Bis zu 5 Jahre Haft für Poker-Räuber

Veröffentlicht am 30/06/10 - bei Nicolas Reuss Nachrichten

Im März dieses Jahres raubten sie auf spektakuläre, wenn auch etwas stümperhafte Weise die European Poker Tour im Berliner Grand Hyatt Hotel aus und erbeuteten dabei knapp 240.000 Euro. Jetzt stehen die vier Poker-Räuber vor Gericht und müssen mit Haftstrafen von bis zu fünf Jahren rechnen, wenn dem Antrag der Staatsanwaltschaft entsprochen wird.

Mit der Begründung „Das waren keine Anfänger“ und dem Blick auf das teilweise sehr lange Vorstrafenregister der Täter hat die Berliner Staatsanwaltschaft Haftstrafen zwischen vier und fünf Jahren vor der Jugendstrafkammer des Berliner Landgerichtes beantragt. Der Kronzeuge in dem Fall soll vier Jahre in Haft, die übrigen Täter fünf Jahre.

Anders als viele Medien schätzt der Staatsanwalt Frank Heller die Tat der Viererbande nicht als völlig stümperhaft ein. „Auf einer Skala zwischen völlig dilettantisch bis hoch professionell liegen wir hier mit Sicherheit im Mittelfeld“, so Heller.

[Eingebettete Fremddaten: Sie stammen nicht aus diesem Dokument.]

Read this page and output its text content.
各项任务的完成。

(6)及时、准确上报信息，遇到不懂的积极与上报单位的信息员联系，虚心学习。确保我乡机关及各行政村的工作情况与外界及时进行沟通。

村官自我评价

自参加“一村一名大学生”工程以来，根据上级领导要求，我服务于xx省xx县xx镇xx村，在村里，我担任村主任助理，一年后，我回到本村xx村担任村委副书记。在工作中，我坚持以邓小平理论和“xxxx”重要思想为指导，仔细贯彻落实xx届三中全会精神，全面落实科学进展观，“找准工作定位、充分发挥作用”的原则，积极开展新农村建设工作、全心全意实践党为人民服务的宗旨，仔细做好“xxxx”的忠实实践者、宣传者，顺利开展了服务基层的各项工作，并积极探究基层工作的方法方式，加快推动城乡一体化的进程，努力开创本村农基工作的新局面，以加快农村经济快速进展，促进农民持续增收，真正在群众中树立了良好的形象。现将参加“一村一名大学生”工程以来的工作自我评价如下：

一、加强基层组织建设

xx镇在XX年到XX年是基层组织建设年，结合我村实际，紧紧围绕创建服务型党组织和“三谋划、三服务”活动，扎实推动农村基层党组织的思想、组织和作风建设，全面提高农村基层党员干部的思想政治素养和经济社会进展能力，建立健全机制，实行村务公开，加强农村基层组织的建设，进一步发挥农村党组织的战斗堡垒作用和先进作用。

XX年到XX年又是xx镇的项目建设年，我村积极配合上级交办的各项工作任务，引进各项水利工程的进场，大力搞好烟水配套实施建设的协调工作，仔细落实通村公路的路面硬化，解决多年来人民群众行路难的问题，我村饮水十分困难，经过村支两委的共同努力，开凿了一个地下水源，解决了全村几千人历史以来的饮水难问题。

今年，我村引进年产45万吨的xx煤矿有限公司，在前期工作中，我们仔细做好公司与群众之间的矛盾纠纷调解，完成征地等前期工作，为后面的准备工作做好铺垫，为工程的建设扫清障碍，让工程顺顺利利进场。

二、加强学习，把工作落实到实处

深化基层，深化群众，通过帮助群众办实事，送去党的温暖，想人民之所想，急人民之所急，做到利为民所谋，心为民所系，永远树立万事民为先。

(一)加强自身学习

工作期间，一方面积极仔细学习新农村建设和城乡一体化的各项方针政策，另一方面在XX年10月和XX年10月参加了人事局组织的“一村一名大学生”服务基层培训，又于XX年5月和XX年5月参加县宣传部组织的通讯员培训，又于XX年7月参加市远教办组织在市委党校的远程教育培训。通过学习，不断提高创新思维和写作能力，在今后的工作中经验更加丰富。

Kronzeuge kommt milder davon

Wenige Tage nach dem Überfall hatte sich damals der 21-Jährige Kronzeuge in dem Fall der Polizei gestellt und seine Aussage gegen die anderen Komplizen gemacht. Der junge Mann soll außerdem einen Wiedergutmachung in Höhe von 3.000 Euro angeboten haben. Aufgrund dieser Kooperation mit den Polizeibehörden beantragte Heller eine mildere Haftstrafe von vier Jahren.

Auch ein 20-Jähriger Komplize, der den Ermittlern den Namen eines Hintermannes im Poker-Raub verraten hatte, soll mit vier Jahren davon kommen. Für die beiden anderen Täter hat Heller Haftstrafen von vier Jahren und sechs Monaten bzw. fünf Jahren beantragt.

Verteidiger fordern weniger

Die Verteidiger der jungen Räuber fordern für alle Strafen von zwei Jahren auf Bewährung mit der Begründung, dass die Bande von Hintermännern zu der Tat angestiftet worden sei. Außerdem seien die Sicherheitsmaßnahmen während des Poker-Turniers schlecht gewesen, da der Tresor zum Tatzeitpunkt offen gestanden habe.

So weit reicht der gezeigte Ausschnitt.